Le général Vassili Petrenko commande les troupes qui se battent à Birkenau. Dans ses mémoires, Avant et après Auschwitz3, il revient sur la libération des camps : « Le jour de mon arrivée à Auschwitz, on avait compté 7 500 rescapés. Je n’ai pas vu de gens « normaux ». Les Allemands avaient laissé les impotents. Les autres, tous ceux qui pouvaient marcher, avaient été emmenés le 18 janvier. Ils avaient laissé les malades, les affaiblis ; on nous a dit qu’il y en avait plus de 10 000. Ceux qui pouvaient encore marcher, peu nombreux, se sont enfuis alors que notre armée s’approchait du camp. »

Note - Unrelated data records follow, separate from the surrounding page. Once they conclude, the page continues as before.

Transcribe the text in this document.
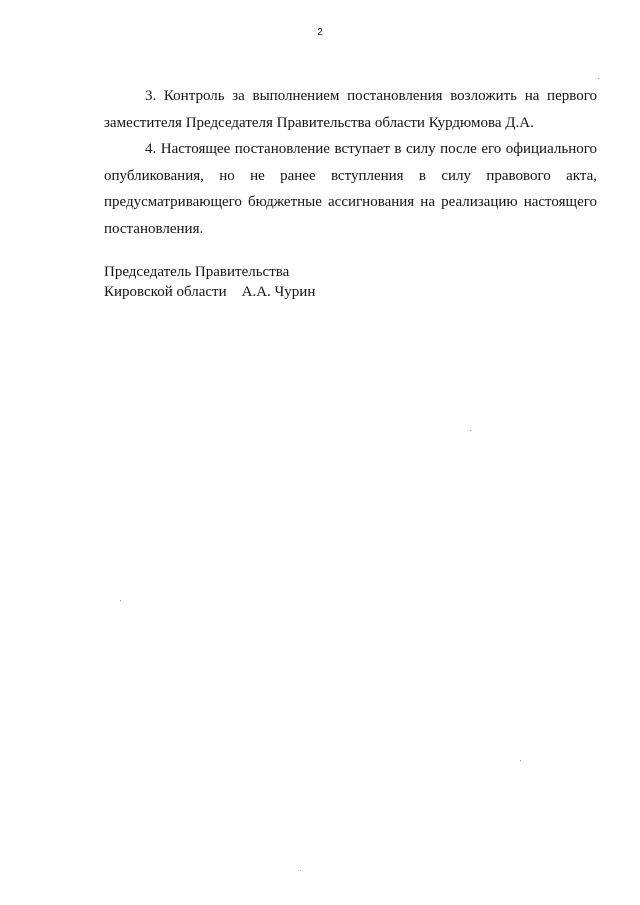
2

3. Контроль за выполнением постановления возложить на первого заместителя Председателя Правительства области Курдюмова Д.А.

4. Настоящее постановление вступает в силу после его официального опубликования, но не ранее вступления в силу правового акта, предусматривающего бюджетные ассигнования на реализацию настоящего постановления.

Председатель Правительства
Кировской области А.А. Чурин
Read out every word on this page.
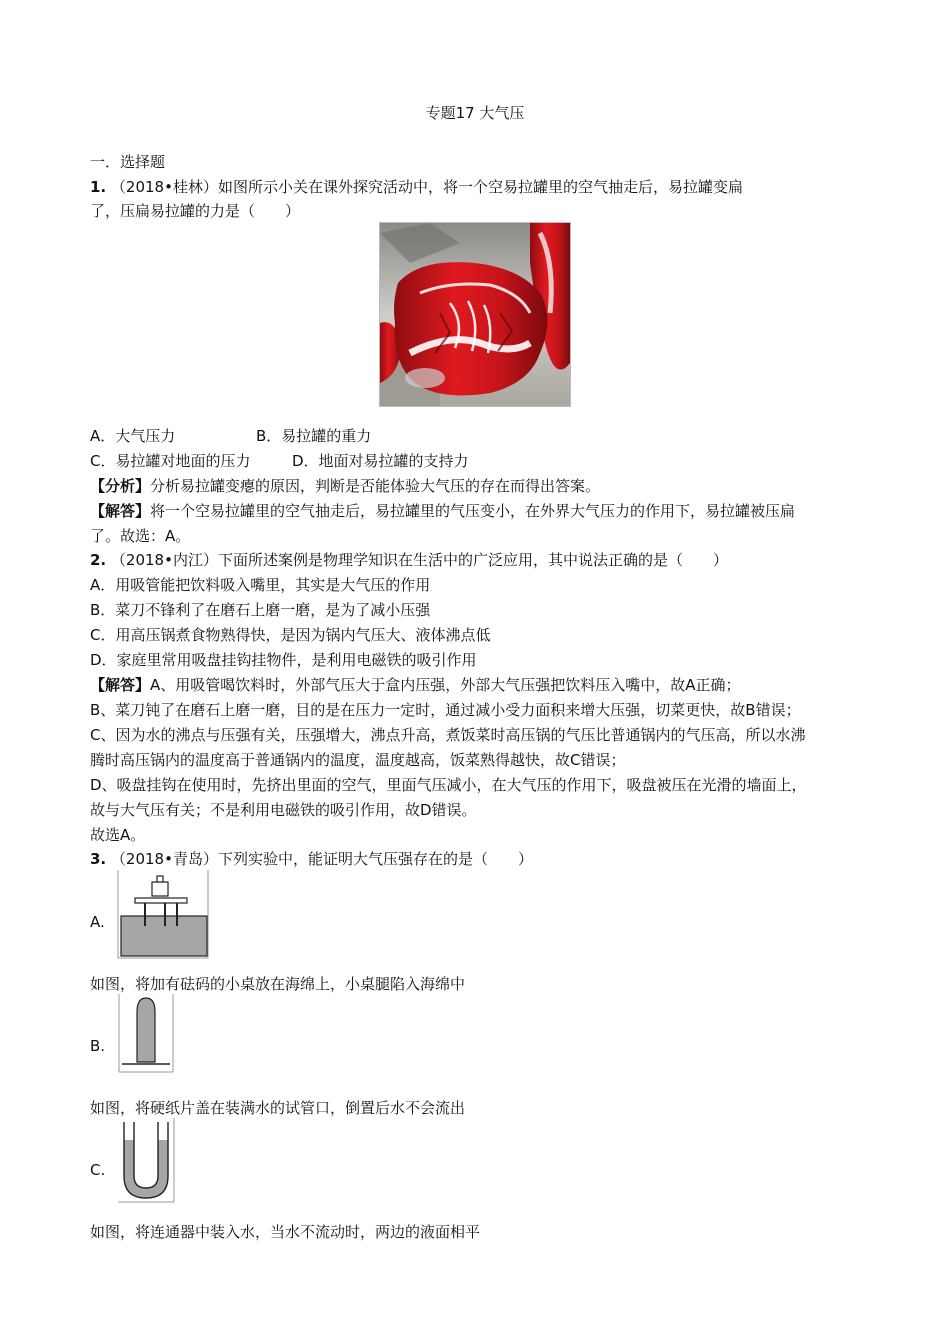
专题17 大气压
一．选择题
1. （2018•桂林）如图所示小关在课外探究活动中，将一个空易拉罐里的空气抽走后，易拉罐变扁
了，压扁易拉罐的力是（　　）
A．大气压力	B．易拉罐的重力
C．易拉罐对地面的压力	D．地面对易拉罐的支持力
【分析】分析易拉罐变瘪的原因，判断是否能体验大气压的存在而得出答案。
【解答】将一个空易拉罐里的空气抽走后，易拉罐里的气压变小，在外界大气压力的作用下，易拉罐被压扁
了。故选：A。
2. （2018•内江）下面所述案例是物理学知识在生活中的广泛应用，其中说法正确的是（　　）
A．用吸管能把饮料吸入嘴里，其实是大气压的作用
B．菜刀不锋利了在磨石上磨一磨，是为了减小压强
C．用高压锅煮食物熟得快，是因为锅内气压大、液体沸点低
D．家庭里常用吸盘挂钩挂物件，是利用电磁铁的吸引作用
【解答】A、用吸管喝饮料时，外部气压大于盒内压强，外部大气压强把饮料压入嘴中，故A正确；
B、菜刀钝了在磨石上磨一磨，目的是在压力一定时，通过减小受力面积来增大压强，切菜更快，故B错误；
C、因为水的沸点与压强有关，压强增大，沸点升高，煮饭菜时高压锅的气压比普通锅内的气压高，所以水沸
腾时高压锅内的温度高于普通锅内的温度，温度越高，饭菜熟得越快，故C错误；
D、吸盘挂钩在使用时，先挤出里面的空气，里面气压减小，在大气压的作用下，吸盘被压在光滑的墙面上，
故与大气压有关；不是利用电磁铁的吸引作用，故D错误。
故选A。
3. （2018•青岛）下列实验中，能证明大气压强存在的是（　　）
A.
如图，将加有砝码的小桌放在海绵上，小桌腿陷入海绵中
B.
如图，将硬纸片盖在装满水的试管口，倒置后水不会流出
C.
如图，将连通器中装入水，当水不流动时，两边的液面相平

« Nous avons envoyé les unités sanitaires des 108e, 322e et 107e divisions sur le territoire du camp, les médecins de ces trois divisions ont mis en place des lieux pour se laver, tels étaient les ordres de l’armée, rapporte le général. Ces mêmes divisions ont organisé l’approvisionnement. On a envoyé des cuisines mobiles. Le deuxième jour, un régiment de réserve de l’armée est arrivé et a libéré nos soldats (…). On m’a montré les pièces où l’on asphyxiait au gaz avant le crématoire. Le crématoire lui-même et une chambre à gaz avaient été dynamités. »

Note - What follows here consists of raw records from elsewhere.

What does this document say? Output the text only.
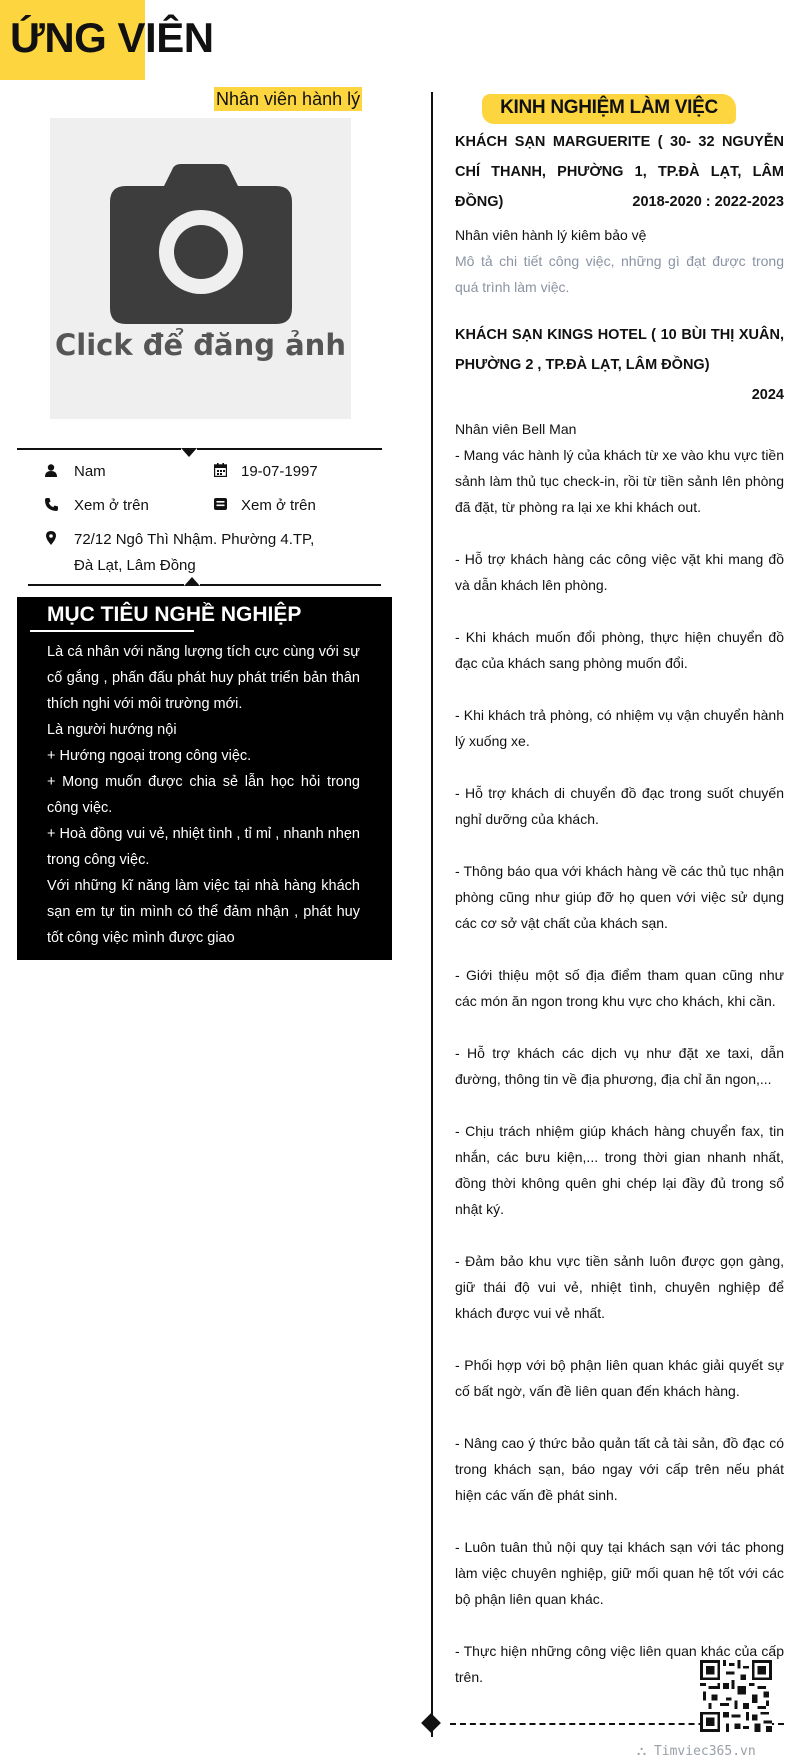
ỨNG VIÊN
Nhân viên hành lý
Click để đăng ảnh
Nam	19-07-1997
Xem ở trên	Xem ở trên
72/12 Ngô Thì Nhậm. Phường 4.TP, Đà Lạt, Lâm Đồng
MỤC TIÊU NGHỀ NGHIỆP

Là cá nhân với năng lượng tích cực cùng với sự cố gắng , phấn đấu phát huy phát triển bản thân thích nghi với môi trường mới.

Là người hướng nội

+ Hướng ngoại trong công việc.

+ Mong muốn được chia sẻ lẫn học hỏi trong công việc.

+ Hoà đồng vui vẻ, nhiệt tình , tỉ mỉ , nhanh nhẹn trong công việc.

Với những kĩ năng làm việc tại nhà hàng khách sạn em tự tin mình có thể đảm nhận , phát huy tốt công việc mình được giao

KINH NGHIỆM LÀM VIỆC
KHÁCH SẠN MARGUERITE ( 30- 32 NGUYỄN CHÍ THANH, PHƯỜNG 1, TP.ĐÀ LẠT, LÂM ĐỒNG)	2018-2020 : 2022-2023
Nhân viên hành lý kiêm bảo vệ
Mô tả chi tiết công việc, những gì đạt được trong quá trình làm việc.
KHÁCH SẠN KINGS HOTEL ( 10 BÙI THỊ XUÂN, PHƯỜNG 2 , TP.ĐÀ LẠT, LÂM ĐỒNG)
2024
Nhân viên Bell Man

- Mang vác hành lý của khách từ xe vào khu vực tiền sảnh làm thủ tục check-in, rồi từ tiền sảnh lên phòng đã đặt, từ phòng ra lại xe khi khách out.

- Hỗ trợ khách hàng các công việc vặt khi mang đồ và dẫn khách lên phòng.

- Khi khách muốn đổi phòng, thực hiện chuyển đồ đạc của khách sang phòng muốn đổi.

- Khi khách trả phòng, có nhiệm vụ vận chuyển hành lý xuống xe.

- Hỗ trợ khách di chuyển đồ đạc trong suốt chuyến nghỉ dưỡng của khách.

- Thông báo qua với khách hàng về các thủ tục nhận phòng cũng như giúp đỡ họ quen với việc sử dụng các cơ sở vật chất của khách sạn.

- Giới thiệu một số địa điểm tham quan cũng như các món ăn ngon trong khu vực cho khách, khi cần.

- Hỗ trợ khách các dịch vụ như đặt xe taxi, dẫn đường, thông tin về địa phương, địa chỉ ăn ngon,...

- Chịu trách nhiệm giúp khách hàng chuyển fax, tin nhắn, các bưu kiện,... trong thời gian nhanh nhất, đồng thời không quên ghi chép lại đầy đủ trong sổ nhật ký.

- Đảm bảo khu vực tiền sảnh luôn được gọn gàng, giữ thái độ vui vẻ, nhiệt tình, chuyên nghiệp để khách được vui vẻ nhất.

- Phối hợp với bộ phận liên quan khác giải quyết sự cố bất ngờ, vấn đề liên quan đến khách hàng.

- Nâng cao ý thức bảo quản tất cả tài sản, đồ đạc có trong khách sạn, báo ngay với cấp trên nếu phát hiện các vấn đề phát sinh.

- Luôn tuân thủ nội quy tại khách sạn với tác phong làm việc chuyên nghiệp, giữ mối quan hệ tốt với các bộ phận liên quan khác.

- Thực hiện những công việc liên quan khác của cấp trên.

⛬ Timviec365.vn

Et de poursuivre : « J’ai vu aussi des enfants… c’était un tableau terrible : ils avaient le ventre gonflé par la faim, les yeux vagues, des jambes très maigres, des bras comme des cordes, et tout le reste ne me semblait pas humain, comme si c’était cousu. Les gamins se taisaient et ne montraient que les numéros qu’on leur avait tatoués sur le bras. Ces gens n’avaient pas de larmes. J’ai vu comment ils essayaient de s’essuyer les yeux, mais ils restaient secs. »

Le maillon essentiel de l’industrie nazie de la mort

Les Soviétiques viennent de faire la plus terrible découverte du XXe siècle : les trois camps d’Auschwitz I, d’Auschwitz II Birkenau et de l’usine d’IG Farben à Monowitz. Ils viennent d’investir le maillon essentiel de l’industrie nazie de la mort. Lorsqu’ils arrivent, il ne reste plus dans tout le complexe que 7 000 femmes et hommes et une centaine d’enfants, malades ou mourants, grelottants et affamés. Quelques jours auparavant, les SS avaient contraint 60 000 prisonniers à partir à pied ou en wagons découverts vers l’ouest, dans une « marche de la mort » qui tuera 15 000 personnes, dont les cadavres jonchent alors les routes de Silésie.

Les derniers jours d’Auschwitz sont une horreur. Certes, on n’y gaze plus – les chambres spécialisées et les fours crématoires ont été détruits par les SS, qui veulent effacer les traces de leurs crimes ; une partie a été incendiée lors du soulèvement des 465 Sonderkommandos, formés de juifs et de Soviétiques chargés de vider les chambres à gaz et d’assurer le fonctionnement des fours crématoires. Ceux-là savent que les nazis ne laisseront pas de témoins derrière eux. Les 6 et 7 octobre 1944, ces hommes se soulèvent, anticipant l’insurrection générale programmée par le Kampfgruppe Auschwitz, la Résistance internationale organisée des camps. Ils font sauter le Krematorium IV grâce à la poudre soustraite dans l’entreprise d’armement Union par quatre jeunes juives polonaises. Elles seront pendues devant leurs camarades d’usine et pratiquement aucun des insurgés ne survécut.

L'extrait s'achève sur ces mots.